2014/10/6 長谷川の教育論[2]
 
IT革新は教育の分野にも大きな影響を与えている。お隣の韓国では電子教科書が普及し、ペーパーレスの学習指導が浸透している。日本でも、ネットを利用した学習ツールの提供が近年、爆発的に増加している。クリック一つで安価で高品質の学習ツールは入手できるようになった。
 それでも私は確信していることがある。
 確かに、学習ツールはIT革命と共に進化したが、教育の根本は不変である。基本は人対人だ。将来、ロボットに育児をさせることは出来るかもしれないが、ロボットが教育する時代は永遠に訪れない。親が子を育てるとき、時には大声を上げ、時には間違った言葉を使ったとしても、そこに我が子を慈しみ、愛情を注ぐ思いが必ず存在する。だからこそ子供もそれを感じ取り、親の思いに応えようとする。そうした人対人の科学では解明できない心の交流を、ロボットでは永久に実現できないだろう。

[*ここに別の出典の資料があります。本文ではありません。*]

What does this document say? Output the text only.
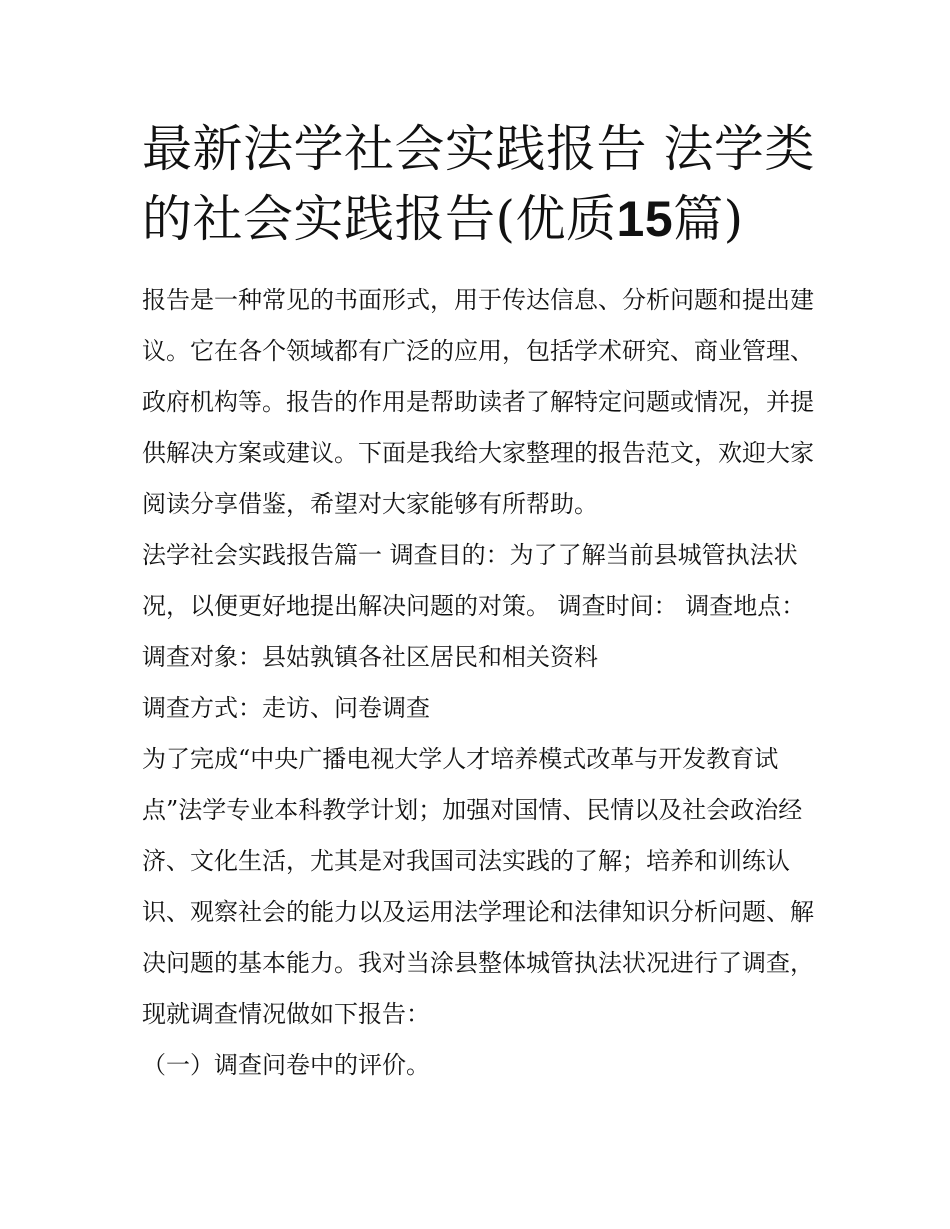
最新法学社会实践报告 法学类的社会实践报告(优质15篇)

报告是一种常见的书面形式，用于传达信息、分析问题和提出建议。它在各个领域都有广泛的应用，包括学术研究、商业管理、政府机构等。报告的作用是帮助读者了解特定问题或情况，并提供解决方案或建议。下面是我给大家整理的报告范文，欢迎大家阅读分享借鉴，希望对大家能够有所帮助。

法学社会实践报告篇一 调查目的：为了了解当前县城管执法状况，以便更好地提出解决问题的对策。 调查时间： 调查地点： 调查对象：县姑孰镇各社区居民和相关资料

调查方式：走访、问卷调查

为了完成“中央广播电视大学人才培养模式改革与开发教育试点”法学专业本科教学计划；加强对国情、民情以及社会政治经济、文化生活，尤其是对我国司法实践的了解；培养和训练认识、观察社会的能力以及运用法学理论和法律知识分析问题、解决问题的基本能力。我对当涂县整体城管执法状况进行了调查，现就调查情况做如下报告：

（一）调查问卷中的评价。
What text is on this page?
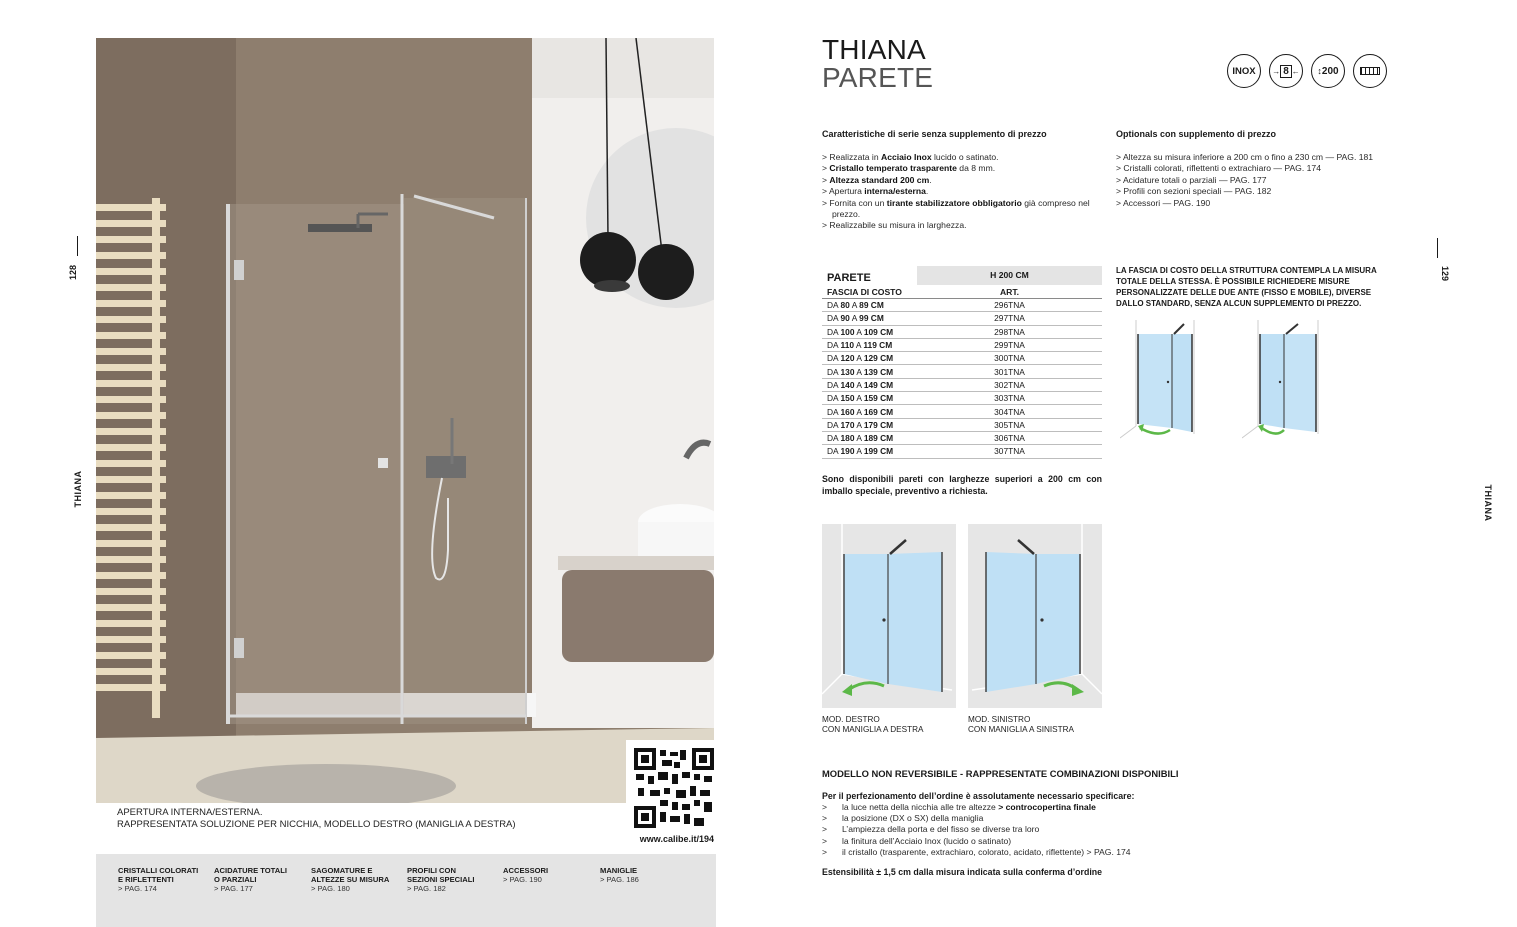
128
THIANA
www.calibe.it/194
APERTURA INTERNA/ESTERNA.
RAPPRESENTATA SOLUZIONE PER NICCHIA, MODELLO DESTRO (MANIGLIA A DESTRA)
CRISTALLI COLORATI
E RIFLETTENTI
> PAG. 174
ACIDATURE TOTALI
O PARZIALI
> PAG. 177
SAGOMATURE E
ALTEZZE SU MISURA
> PAG. 180
PROFILI CON
SEZIONI SPECIALI
> PAG. 182
ACCESSORI
> PAG. 190
MANIGLIE
> PAG. 186
THIANA
PARETE	INOX → 8 ← ↕ 200
Caratteristiche di serie senza supplemento di prezzo
> Realizzata in Acciaio Inox lucido o satinato.
> Cristallo temperato trasparente da 8 mm.
> Altezza standard 200 cm.
> Apertura interna/esterna.
> Fornita con un tirante stabilizzatore obbligatorio già compreso nel prezzo.
> Realizzabile su misura in larghezza.
Optionals con supplemento di prezzo
> Altezza su misura inferiore a 200 cm o fino a 230 cm — PAG. 181
> Cristalli colorati, riflettenti o extrachiaro — PAG. 174
> Acidature totali o parziali — PAG. 177
> Profili con sezioni speciali — PAG. 182
> Accessori — PAG. 190
129
THIANA
PARETE	H 200 CM
FASCIA DI COSTO	ART.
DA 80 A 89 CM	296TNA
DA 90 A 99 CM	297TNA
DA 100 A 109 CM	298TNA
DA 110 A 119 CM	299TNA
DA 120 A 129 CM	300TNA
DA 130 A 139 CM	301TNA
DA 140 A 149 CM	302TNA
DA 150 A 159 CM	303TNA
DA 160 A 169 CM	304TNA
DA 170 A 179 CM	305TNA
DA 180 A 189 CM	306TNA
DA 190 A 199 CM	307TNA
Sono disponibili pareti con larghezze superiori a 200 cm con imballo speciale, preventivo a richiesta.
LA FASCIA DI COSTO DELLA STRUTTURA CONTEMPLA LA MISURA TOTALE DELLA STESSA. È POSSIBILE RICHIEDERE MISURE PERSONALIZZATE DELLE DUE ANTE (FISSO E MOBILE), DIVERSE DALLO STANDARD, SENZA ALCUN SUPPLEMENTO DI PREZZO.
MOD. DESTRO
CON MANIGLIA A DESTRA
MOD. SINISTRO
CON MANIGLIA A SINISTRA
MODELLO NON REVERSIBILE - RAPPRESENTATE COMBINAZIONI DISPONIBILI
Per il perfezionamento dell’ordine è assolutamente necessario specificare:
>	la luce netta della nicchia alle tre altezze > controcopertina finale
>	la posizione (DX o SX) della maniglia
>	L’ampiezza della porta e del fisso se diverse tra loro
>	la finitura dell’Acciaio Inox (lucido o satinato)
>	il cristallo (trasparente, extrachiaro, colorato, acidato, riflettente) > PAG. 174
Estensibilità ± 1,5 cm dalla misura indicata sulla conferma d’ordine
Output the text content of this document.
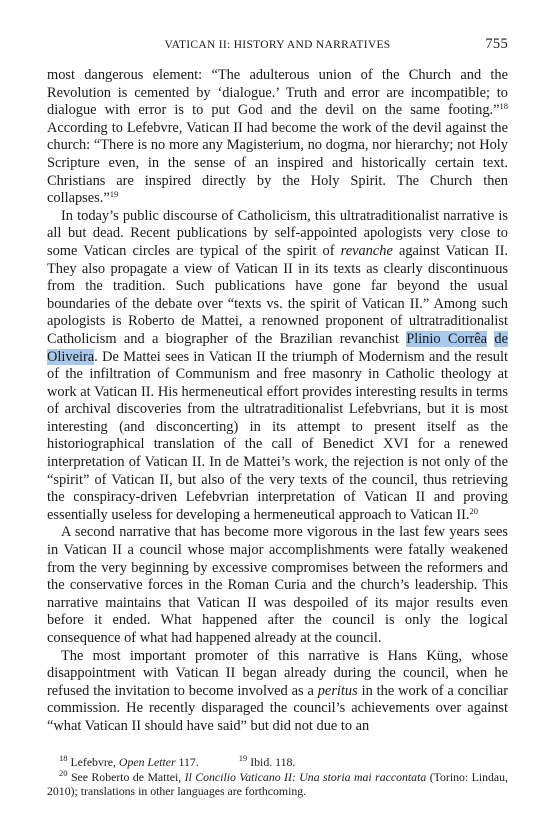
VATICAN II: HISTORY AND NARRATIVES	755

most dangerous element: “The adulterous union of the Church and the Revolution is cemented by ‘dialogue.’ Truth and error are incompatible; to dialogue with error is to put God and the devil on the same footing.”$^{18}$ According to Lefebvre, Vatican II had become the work of the devil against the church: “There is no more any Magisterium, no dogma, nor hierarchy; not Holy Scripture even, in the sense of an inspired and historically certain text. Christians are inspired directly by the Holy Spirit. The Church then collapses.”$^{19}$

In today’s public discourse of Catholicism, this ultratraditionalist narrative is all but dead. Recent publications by self-appointed apologists very close to some Vatican circles are typical of the spirit of revanche against Vatican II. They also propagate a view of Vatican II in its texts as clearly discontinuous from the tradition. Such publications have gone far beyond the usual boundaries of the debate over “texts vs. the spirit of Vatican II.” Among such apologists is Roberto de Mattei, a renowned proponent of ultratraditionalist Catholicism and a biographer of the Brazilian revanchist Plinio Corrêa de Oliveira. De Mattei sees in Vatican II the triumph of Modernism and the result of the infiltration of Communism and free masonry in Catholic theology at work at Vatican II. His hermeneutical effort provides interesting results in terms of archival discoveries from the ultratraditionalist Lefebvrians, but it is most interesting (and disconcerting) in its attempt to present itself as the historiographical translation of the call of Benedict XVI for a renewed interpretation of Vatican II. In de Mattei’s work, the rejection is not only of the “spirit” of Vatican II, but also of the very texts of the council, thus retrieving the conspiracy-driven Lefebvrian interpretation of Vatican II and proving essentially useless for developing a hermeneutical approach to Vatican II.$^{20}$

A second narrative that has become more vigorous in the last few years sees in Vatican II a council whose major accomplishments were fatally weakened from the very beginning by excessive compromises between the reformers and the conservative forces in the Roman Curia and the church’s leadership. This narrative maintains that Vatican II was despoiled of its major results even before it ended. What happened after the council is only the logical consequence of what had happened already at the council.

The most important promoter of this narrative is Hans Küng, whose disappointment with Vatican II began already during the council, when he refused the invitation to become involved as a peritus in the work of a conciliar commission. He recently disparaged the council’s achievements over against “what Vatican II should have said” but did not due to an

$^{18}$ Lefebvre, Open Letter 117.	$^{19}$ Ibid. 118.

$^{20}$ See Roberto de Mattei, Il Concilio Vaticano II: Una storia mai raccontata (Torino: Lindau, 2010); translations in other languages are forthcoming.
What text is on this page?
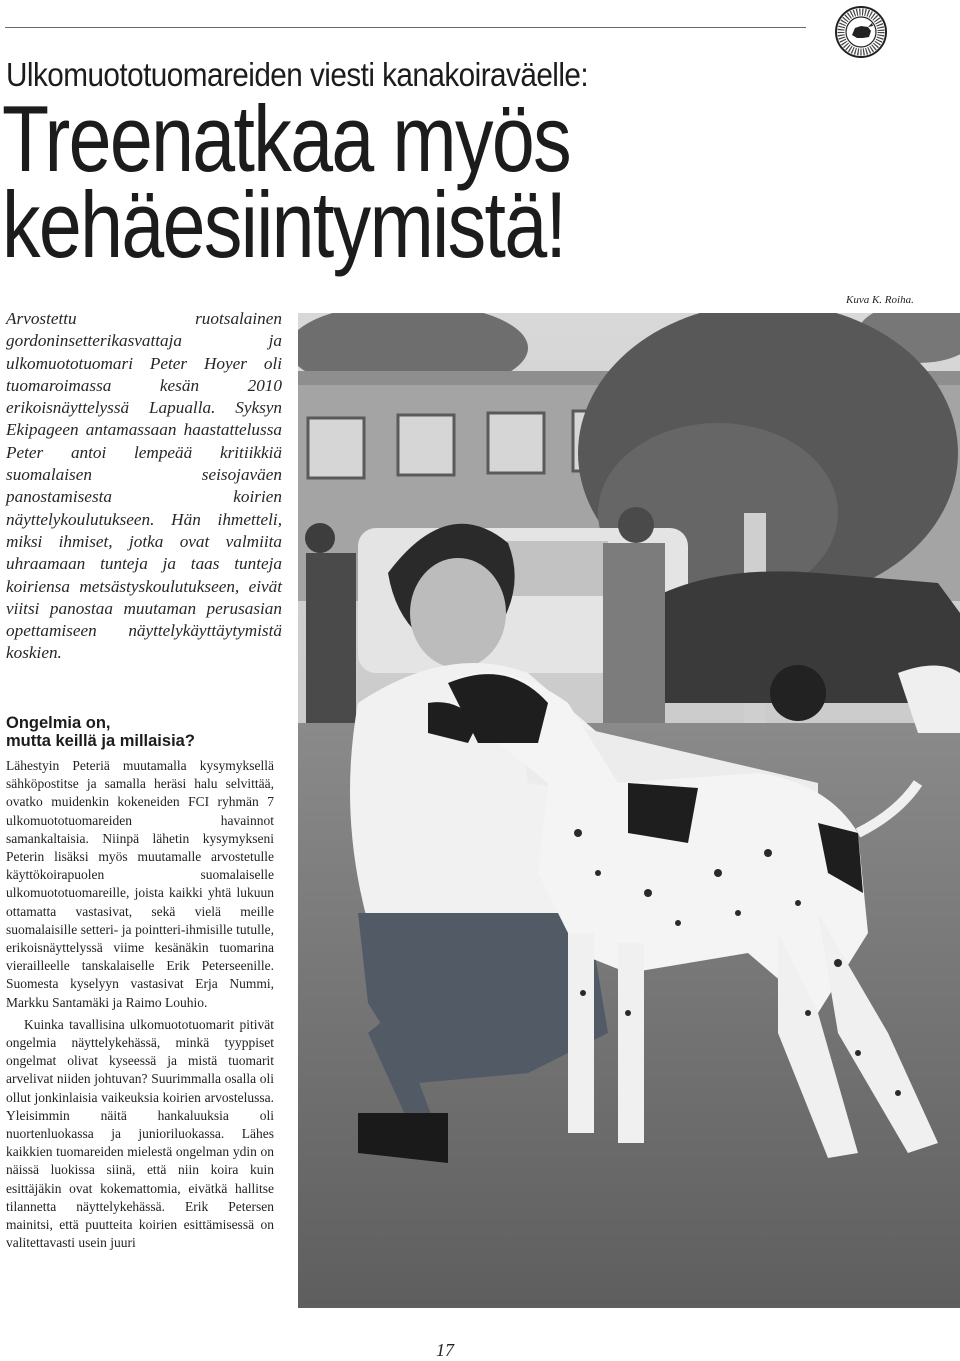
Ulkomuototuomareiden viesti kanakoiraväelle:
Treenatkaa myös
kehäesiintymistä!
Arvostettu ruotsalainen gordoninsetterikasvattaja ja ulkomuototuomari Peter Hoyer oli tuomaroimassa kesän 2010 erikoisnäyttelyssä Lapualla. Syksyn Ekipageen antamassaan haastattelussa Peter antoi lempeää kritiikkiä suomalaisen seisojaväen panostamisesta koirien näyttelykoulutukseen. Hän ihmetteli, miksi ihmiset, jotka ovat valmiita uhraamaan tunteja ja taas tunteja koiriensa metsästyskoulutukseen, eivät viitsi panostaa muutaman perusasian opettamiseen näyttelykäyttäytymistä koskien.
Ongelmia on,
mutta keillä ja millaisia?

Lähestyin Peteriä muutamalla kysymyksellä sähköpostitse ja samalla heräsi halu selvittää, ovatko muidenkin kokeneiden FCI ryhmän 7 ulkomuototuomareiden havainnot samankaltaisia. Niinpä lähetin kysymykseni Peterin lisäksi myös muutamalle arvostetulle käyttökoirapuolen suomalaiselle ulkomuototuomareille, joista kaikki yhtä lukuun ottamatta vastasivat, sekä vielä meille suomalaisille setteri- ja pointteri-ihmisille tutulle, erikoisnäyttelyssä viime kesänäkin tuomarina vierailleelle tanskalaiselle Erik Peterseenille. Suomesta kyselyyn vastasivat Erja Nummi, Markku Santamäki ja Raimo Louhio.

Kuinka tavallisina ulkomuototuomarit pitivät ongelmia näyttelykehässä, minkä tyyppiset ongelmat olivat kyseessä ja mistä tuomarit arvelivat niiden johtuvan? Suurimmalla osalla oli ollut jonkinlaisia vaikeuksia koirien arvostelussa. Yleisimmin näitä hankaluuksia oli nuortenluokassa ja junioriluokassa. Lähes kaikkien tuomareiden mielestä ongelman ydin on näissä luokissa siinä, että niin koira kuin esittäjäkin ovat kokemattomia, eivätkä hallitse tilannetta näyttelykehässä. Erik Petersen mainitsi, että puutteita koirien esittämisessä on valitettavasti usein juuri

Kuva K. Roiha.
17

 同様に、指導者と生徒という師弟関係もロボット相手には築けない。国民栄誉賞を受賞した松井秀樹選手と長嶋監督の師弟関係。あの「四番打者育成1000日計画」の中で一度だけ、松井選手が弱音を吐いた日がある。血豆の上に血豆を作り、傷だらけになった両手が自分の意志で動かすことができなくなったのだ。「監督、手が動かなくて、どうしてもバットを握ることができません」…そう涙ながらに訴えると、長嶋監督は松井選手の手を取り、松井選手の手の上から強引にバットを握らせ、「よし、これで大丈夫だ。素振りを始めろ!」と指示した。その日、松井選手は手の平の痛みと、自分の弱さを恥じて泣きながらバットを振り続けた。松井選手も辛かっただろうが、長嶋監督はもっと辛かったと思う。その互いの辛さを互いが理解し、乗り越えたからこそ、稀代のバッター松井秀樹は誕生した。こんな師弟関係はロボット(デジタル)では絶対に実現しない。
 あくまでもデジタルはツール(道具)だ。その良さを利用しつつ、教育本来のアナログを忘れてはならない。当塾が映像教材を駆使しながらも個別指導を重視しているのは、私のそうした信念があるからだ。